Ilse Meiler and Nour Zerelli, co-editors
Ilse Meiler and Nour Zerelli
This year’s anthology includes work our students have embarked on in the Fall 2024 and Spring 2025 semesters. For this edition, we received submissions from across our program’s 100 and 300-level courses as well as courses from HFA’s Cornerstone Initiative. Each student whose work is featured in the anthology was nominated by their instructor for the creativity and quality of their writing. These selected essays were written by students not only majoring in Comparative Literature but from across the university, including students majoring in Accounting, Applied Mathematics, Biochemistry, Biology, English, and Women, Gender and Sexuality Studies.

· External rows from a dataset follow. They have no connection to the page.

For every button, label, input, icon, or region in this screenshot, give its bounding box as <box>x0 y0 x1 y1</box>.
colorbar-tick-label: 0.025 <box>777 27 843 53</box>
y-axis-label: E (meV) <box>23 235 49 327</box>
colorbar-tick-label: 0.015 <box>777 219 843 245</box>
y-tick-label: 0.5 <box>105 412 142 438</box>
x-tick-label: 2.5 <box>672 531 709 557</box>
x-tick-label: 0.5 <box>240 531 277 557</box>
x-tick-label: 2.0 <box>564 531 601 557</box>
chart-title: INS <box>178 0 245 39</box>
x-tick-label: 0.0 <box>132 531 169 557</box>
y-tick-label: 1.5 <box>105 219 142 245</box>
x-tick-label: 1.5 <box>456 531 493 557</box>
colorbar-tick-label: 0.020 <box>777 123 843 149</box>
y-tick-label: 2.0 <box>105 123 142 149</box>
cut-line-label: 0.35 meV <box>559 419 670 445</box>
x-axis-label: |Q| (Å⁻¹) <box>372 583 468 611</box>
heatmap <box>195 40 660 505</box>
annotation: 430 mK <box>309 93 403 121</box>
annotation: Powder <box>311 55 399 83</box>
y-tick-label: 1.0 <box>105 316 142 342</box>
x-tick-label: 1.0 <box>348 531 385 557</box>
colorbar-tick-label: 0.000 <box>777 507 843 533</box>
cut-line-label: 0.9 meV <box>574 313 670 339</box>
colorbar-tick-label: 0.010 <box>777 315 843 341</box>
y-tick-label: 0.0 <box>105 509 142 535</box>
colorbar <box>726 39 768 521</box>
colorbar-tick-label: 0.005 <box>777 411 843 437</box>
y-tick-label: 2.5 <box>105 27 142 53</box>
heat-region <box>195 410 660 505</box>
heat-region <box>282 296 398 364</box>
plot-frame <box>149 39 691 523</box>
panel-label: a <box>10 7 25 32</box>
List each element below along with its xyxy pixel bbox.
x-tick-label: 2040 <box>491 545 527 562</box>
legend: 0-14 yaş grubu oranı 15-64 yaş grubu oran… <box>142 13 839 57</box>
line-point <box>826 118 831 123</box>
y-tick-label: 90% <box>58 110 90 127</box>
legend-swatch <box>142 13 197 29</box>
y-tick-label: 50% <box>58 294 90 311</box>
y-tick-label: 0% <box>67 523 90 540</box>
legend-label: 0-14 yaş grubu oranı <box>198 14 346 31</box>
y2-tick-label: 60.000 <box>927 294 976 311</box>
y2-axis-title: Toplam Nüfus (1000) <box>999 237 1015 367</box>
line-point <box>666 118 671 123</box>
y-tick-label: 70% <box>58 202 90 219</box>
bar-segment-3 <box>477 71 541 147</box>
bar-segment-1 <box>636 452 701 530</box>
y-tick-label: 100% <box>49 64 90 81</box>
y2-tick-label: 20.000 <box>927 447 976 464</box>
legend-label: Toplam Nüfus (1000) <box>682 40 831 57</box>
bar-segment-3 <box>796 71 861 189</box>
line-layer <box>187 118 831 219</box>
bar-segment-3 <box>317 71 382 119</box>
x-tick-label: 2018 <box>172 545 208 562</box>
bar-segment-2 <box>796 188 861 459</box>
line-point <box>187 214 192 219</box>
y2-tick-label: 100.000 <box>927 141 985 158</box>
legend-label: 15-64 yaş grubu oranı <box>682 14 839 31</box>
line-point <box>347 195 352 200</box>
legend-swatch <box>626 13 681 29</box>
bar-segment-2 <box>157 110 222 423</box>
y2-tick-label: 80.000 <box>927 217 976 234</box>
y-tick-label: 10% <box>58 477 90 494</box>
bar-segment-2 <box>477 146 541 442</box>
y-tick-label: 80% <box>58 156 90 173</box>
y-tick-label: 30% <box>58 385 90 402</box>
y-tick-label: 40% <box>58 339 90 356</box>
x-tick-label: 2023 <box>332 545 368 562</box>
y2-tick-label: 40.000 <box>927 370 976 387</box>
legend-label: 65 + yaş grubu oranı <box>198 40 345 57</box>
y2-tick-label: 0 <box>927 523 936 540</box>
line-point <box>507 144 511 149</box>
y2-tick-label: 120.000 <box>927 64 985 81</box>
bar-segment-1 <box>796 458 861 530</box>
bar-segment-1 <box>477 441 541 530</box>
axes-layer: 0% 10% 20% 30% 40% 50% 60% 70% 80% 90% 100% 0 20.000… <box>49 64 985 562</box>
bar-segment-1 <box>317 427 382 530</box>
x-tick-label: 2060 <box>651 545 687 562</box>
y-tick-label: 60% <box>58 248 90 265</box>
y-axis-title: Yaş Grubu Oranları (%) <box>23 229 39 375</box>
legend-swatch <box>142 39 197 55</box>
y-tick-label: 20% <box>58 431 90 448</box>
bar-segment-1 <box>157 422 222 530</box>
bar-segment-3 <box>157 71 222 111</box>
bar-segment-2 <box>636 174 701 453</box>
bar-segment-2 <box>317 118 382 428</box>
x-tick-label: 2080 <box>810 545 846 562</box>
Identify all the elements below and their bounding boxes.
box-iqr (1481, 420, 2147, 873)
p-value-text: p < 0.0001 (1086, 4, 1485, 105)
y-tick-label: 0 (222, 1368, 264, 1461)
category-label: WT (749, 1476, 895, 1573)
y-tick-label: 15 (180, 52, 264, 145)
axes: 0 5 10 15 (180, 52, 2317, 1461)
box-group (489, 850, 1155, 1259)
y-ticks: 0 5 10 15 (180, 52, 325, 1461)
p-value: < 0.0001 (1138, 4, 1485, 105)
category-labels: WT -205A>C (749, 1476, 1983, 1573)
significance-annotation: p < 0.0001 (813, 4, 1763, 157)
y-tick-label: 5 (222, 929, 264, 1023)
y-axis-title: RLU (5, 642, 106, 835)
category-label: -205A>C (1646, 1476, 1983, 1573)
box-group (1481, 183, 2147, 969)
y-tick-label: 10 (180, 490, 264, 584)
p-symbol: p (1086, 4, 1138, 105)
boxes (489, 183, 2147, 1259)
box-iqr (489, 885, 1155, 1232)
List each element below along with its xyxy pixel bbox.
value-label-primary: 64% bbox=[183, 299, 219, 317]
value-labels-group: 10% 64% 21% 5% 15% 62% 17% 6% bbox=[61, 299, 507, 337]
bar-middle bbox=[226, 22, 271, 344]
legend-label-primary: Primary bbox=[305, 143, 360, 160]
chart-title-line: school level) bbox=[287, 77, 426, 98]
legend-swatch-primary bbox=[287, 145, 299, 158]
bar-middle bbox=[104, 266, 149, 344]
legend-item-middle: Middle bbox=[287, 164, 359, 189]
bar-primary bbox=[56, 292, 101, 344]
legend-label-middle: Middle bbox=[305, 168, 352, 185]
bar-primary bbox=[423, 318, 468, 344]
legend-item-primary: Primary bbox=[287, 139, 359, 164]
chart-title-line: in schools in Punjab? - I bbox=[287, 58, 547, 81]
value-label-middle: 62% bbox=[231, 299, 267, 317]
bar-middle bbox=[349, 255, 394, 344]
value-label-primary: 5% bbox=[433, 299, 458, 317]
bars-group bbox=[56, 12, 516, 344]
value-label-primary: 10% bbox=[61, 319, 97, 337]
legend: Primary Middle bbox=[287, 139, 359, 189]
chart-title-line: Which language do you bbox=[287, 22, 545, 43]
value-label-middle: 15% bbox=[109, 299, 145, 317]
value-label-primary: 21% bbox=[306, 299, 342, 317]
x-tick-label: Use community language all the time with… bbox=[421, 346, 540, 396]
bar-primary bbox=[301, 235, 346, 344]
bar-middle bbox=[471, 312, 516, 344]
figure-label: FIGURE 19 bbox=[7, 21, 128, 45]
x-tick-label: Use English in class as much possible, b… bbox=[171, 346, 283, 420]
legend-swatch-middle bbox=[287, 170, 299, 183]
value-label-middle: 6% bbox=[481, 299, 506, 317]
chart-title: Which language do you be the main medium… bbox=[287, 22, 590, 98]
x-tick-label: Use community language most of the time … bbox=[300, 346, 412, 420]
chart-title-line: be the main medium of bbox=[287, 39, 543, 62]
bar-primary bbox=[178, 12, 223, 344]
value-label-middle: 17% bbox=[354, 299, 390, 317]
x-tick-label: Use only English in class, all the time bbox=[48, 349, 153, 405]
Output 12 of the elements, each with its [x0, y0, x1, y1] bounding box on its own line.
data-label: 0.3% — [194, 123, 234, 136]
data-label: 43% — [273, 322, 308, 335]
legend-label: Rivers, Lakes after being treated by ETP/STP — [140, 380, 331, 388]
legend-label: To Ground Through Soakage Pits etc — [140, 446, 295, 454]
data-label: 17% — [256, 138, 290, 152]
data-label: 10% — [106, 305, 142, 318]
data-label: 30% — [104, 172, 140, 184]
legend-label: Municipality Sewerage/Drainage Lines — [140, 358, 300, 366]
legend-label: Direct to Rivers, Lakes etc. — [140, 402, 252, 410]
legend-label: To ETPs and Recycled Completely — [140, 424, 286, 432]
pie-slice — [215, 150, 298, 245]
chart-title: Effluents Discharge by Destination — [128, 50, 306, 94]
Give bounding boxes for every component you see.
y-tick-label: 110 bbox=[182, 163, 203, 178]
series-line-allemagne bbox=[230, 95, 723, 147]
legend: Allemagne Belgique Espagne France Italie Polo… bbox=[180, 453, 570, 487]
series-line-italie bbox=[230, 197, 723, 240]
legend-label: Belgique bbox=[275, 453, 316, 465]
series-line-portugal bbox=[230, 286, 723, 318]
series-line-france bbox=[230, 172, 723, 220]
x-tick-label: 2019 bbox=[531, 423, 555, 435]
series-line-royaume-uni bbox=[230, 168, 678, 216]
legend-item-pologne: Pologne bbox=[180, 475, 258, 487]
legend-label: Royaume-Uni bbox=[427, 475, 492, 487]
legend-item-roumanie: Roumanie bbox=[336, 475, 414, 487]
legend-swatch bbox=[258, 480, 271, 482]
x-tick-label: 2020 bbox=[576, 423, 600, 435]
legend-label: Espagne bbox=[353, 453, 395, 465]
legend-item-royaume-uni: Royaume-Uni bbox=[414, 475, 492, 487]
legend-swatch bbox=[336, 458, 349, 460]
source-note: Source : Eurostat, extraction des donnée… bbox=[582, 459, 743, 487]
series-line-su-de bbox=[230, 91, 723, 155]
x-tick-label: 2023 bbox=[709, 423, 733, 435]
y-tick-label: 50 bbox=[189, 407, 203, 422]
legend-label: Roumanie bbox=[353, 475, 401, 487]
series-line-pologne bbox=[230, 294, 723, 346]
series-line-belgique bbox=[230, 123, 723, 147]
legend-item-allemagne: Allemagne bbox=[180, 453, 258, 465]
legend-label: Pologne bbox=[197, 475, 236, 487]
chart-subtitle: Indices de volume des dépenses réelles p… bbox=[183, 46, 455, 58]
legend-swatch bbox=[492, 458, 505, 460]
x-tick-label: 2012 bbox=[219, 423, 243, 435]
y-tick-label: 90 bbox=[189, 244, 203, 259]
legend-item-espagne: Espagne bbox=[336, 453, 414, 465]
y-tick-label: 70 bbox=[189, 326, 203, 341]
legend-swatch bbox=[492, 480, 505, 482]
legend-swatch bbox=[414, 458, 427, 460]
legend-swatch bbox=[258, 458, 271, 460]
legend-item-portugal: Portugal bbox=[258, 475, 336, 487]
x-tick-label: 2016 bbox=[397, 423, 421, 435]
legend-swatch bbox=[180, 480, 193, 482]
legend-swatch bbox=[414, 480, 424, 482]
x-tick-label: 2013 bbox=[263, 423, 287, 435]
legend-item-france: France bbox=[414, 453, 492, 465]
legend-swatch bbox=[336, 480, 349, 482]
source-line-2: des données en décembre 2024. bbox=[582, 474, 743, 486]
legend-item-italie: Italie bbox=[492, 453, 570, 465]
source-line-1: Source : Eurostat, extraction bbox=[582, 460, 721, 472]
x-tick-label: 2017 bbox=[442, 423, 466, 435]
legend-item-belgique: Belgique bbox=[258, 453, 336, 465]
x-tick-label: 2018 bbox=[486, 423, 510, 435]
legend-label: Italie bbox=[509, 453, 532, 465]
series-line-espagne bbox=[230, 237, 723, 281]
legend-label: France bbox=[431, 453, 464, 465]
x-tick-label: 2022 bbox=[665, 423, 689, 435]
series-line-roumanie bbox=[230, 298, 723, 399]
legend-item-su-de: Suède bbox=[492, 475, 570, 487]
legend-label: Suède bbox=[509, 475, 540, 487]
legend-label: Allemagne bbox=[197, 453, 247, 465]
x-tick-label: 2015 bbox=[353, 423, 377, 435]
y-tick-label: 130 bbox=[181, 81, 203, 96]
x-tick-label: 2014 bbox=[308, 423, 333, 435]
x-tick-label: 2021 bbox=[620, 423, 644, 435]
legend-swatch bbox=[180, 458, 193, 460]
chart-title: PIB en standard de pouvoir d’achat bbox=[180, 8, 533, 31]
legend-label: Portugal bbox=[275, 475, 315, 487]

Through their essays, these students showcase an incredible breadth of analysis in Comparative Literature. Their analyses span genres, including “B”-tier and “Z”-tier horror films, ancient Greek comedies, classic works of science fiction, contemporary novels, Sufi poetry, and graphic novels. Their writing asks us to examine unnatural environments created by authoritarian regimes; gender-based power dynamics; forced feminization; de-familiarization as a technique to invert societal structures; racism and self-acceptance; the possibilities of multiple universes; divine love, fear, and annihilation; and the interplay of freewill and morality.
As editors, we are proud to present a range of student writing which we hope will be a thought provoking and inspiring demonstration of how Comparative Literature students use writing to come to terms with our world.